Pan Fried Fish a la Thai

Deep frying had never been up high on my favourite list. Way too
messy dealing with so much oil. My fear of being splattered with hot
oil must have come from those childhood visits to Haw Par Village in
Singapore. The entire village was a depiction of how you’ll be tortured
in hell for your sins on earth. Perhaps that was my parent’s idea of
instilling some good behaviour in me. Somehow, the hot oil submersion
episode remained clear in my memory.

When cooking fish, I always
preferred pan-frying to sear the skin giving the fish a healthy brown
coat then into the oven for grilling. This way, you can get a slight
crisp on the surface while maintaining moist inside. Moist as though
its been steamed.

Food is always a highlight when it comes to
travelling, it is part of immersing yourself into a new culture. In my
recent trip to Bangkok, I was amazed at the array of flavours that were
combined in each dish.
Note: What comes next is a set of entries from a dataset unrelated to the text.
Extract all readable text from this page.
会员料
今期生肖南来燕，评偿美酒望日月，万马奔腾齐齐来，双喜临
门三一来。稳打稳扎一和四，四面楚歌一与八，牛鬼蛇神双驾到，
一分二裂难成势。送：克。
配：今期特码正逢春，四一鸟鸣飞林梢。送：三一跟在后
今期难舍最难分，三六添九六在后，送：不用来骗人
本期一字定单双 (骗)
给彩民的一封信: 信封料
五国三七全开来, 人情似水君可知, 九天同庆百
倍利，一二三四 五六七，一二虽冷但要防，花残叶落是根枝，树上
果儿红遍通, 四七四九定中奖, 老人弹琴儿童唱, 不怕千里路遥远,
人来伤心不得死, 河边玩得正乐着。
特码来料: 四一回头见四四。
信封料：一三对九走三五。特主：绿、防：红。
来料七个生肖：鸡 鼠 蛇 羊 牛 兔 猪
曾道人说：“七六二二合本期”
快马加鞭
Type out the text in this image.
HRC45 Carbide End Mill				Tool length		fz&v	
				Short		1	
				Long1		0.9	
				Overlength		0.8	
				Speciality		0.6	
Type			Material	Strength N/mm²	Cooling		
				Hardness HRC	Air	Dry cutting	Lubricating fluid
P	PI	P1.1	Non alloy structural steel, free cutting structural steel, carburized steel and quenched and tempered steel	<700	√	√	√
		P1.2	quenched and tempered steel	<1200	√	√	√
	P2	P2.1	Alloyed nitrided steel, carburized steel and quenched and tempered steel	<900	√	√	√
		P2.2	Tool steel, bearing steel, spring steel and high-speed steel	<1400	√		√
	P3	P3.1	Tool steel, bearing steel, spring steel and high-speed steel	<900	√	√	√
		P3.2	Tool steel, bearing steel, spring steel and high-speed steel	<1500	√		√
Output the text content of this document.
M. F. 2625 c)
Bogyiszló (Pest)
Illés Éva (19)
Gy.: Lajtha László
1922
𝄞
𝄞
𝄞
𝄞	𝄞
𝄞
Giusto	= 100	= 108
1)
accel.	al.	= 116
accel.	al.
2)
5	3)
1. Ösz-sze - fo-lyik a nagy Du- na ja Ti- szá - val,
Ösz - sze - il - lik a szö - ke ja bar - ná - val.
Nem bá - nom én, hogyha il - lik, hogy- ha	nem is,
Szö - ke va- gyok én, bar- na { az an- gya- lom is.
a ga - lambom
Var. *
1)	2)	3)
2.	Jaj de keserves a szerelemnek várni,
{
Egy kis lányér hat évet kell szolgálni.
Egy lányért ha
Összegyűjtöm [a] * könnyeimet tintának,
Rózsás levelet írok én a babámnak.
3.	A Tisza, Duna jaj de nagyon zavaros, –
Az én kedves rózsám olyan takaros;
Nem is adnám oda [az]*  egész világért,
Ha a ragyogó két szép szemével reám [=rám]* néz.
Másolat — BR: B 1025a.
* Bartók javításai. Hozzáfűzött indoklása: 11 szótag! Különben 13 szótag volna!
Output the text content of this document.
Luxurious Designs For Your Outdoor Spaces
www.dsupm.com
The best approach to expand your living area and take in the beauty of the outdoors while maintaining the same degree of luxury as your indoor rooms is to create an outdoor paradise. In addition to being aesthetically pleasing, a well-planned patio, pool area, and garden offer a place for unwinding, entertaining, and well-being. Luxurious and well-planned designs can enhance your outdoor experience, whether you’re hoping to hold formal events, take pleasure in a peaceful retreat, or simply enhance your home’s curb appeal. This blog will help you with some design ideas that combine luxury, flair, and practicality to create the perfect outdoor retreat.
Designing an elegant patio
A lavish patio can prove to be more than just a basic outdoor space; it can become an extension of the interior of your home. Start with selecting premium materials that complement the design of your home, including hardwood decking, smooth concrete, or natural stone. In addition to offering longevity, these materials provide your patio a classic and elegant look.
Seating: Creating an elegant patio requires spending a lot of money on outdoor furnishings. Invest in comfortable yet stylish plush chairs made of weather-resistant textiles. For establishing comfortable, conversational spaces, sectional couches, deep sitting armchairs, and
Somewhere I’ve read that Thai food would always
be sweet, salty, sour and spicy all in one dish.


Pan Fried Fish a la Thai (as inspired by Thailand)

1 whole medium sized fish, rubbed with salt
3 bird eye chilli (mine came fresh from Hanoi-fiery litte ones!)
1/2 clove garlic, finely chopped
1/2 inch ginger, shredded
2 small onions, finely chopped
2 sprigs sweet basil, shredded
4 Kaffir lime leaves
Juice from 2 limes
Nam pla (fish sauce)

Pan fry the fish on high heat 1 minute on each side.

To prepare the topping, bruise remaining ingredients in mortar.
Add some oil to infuse flavours followed by salt & pepper.

Spread topping on fish and grill at 210C for 15 minutes depending size of fish.

Serve with freshly chopped coriander immediately.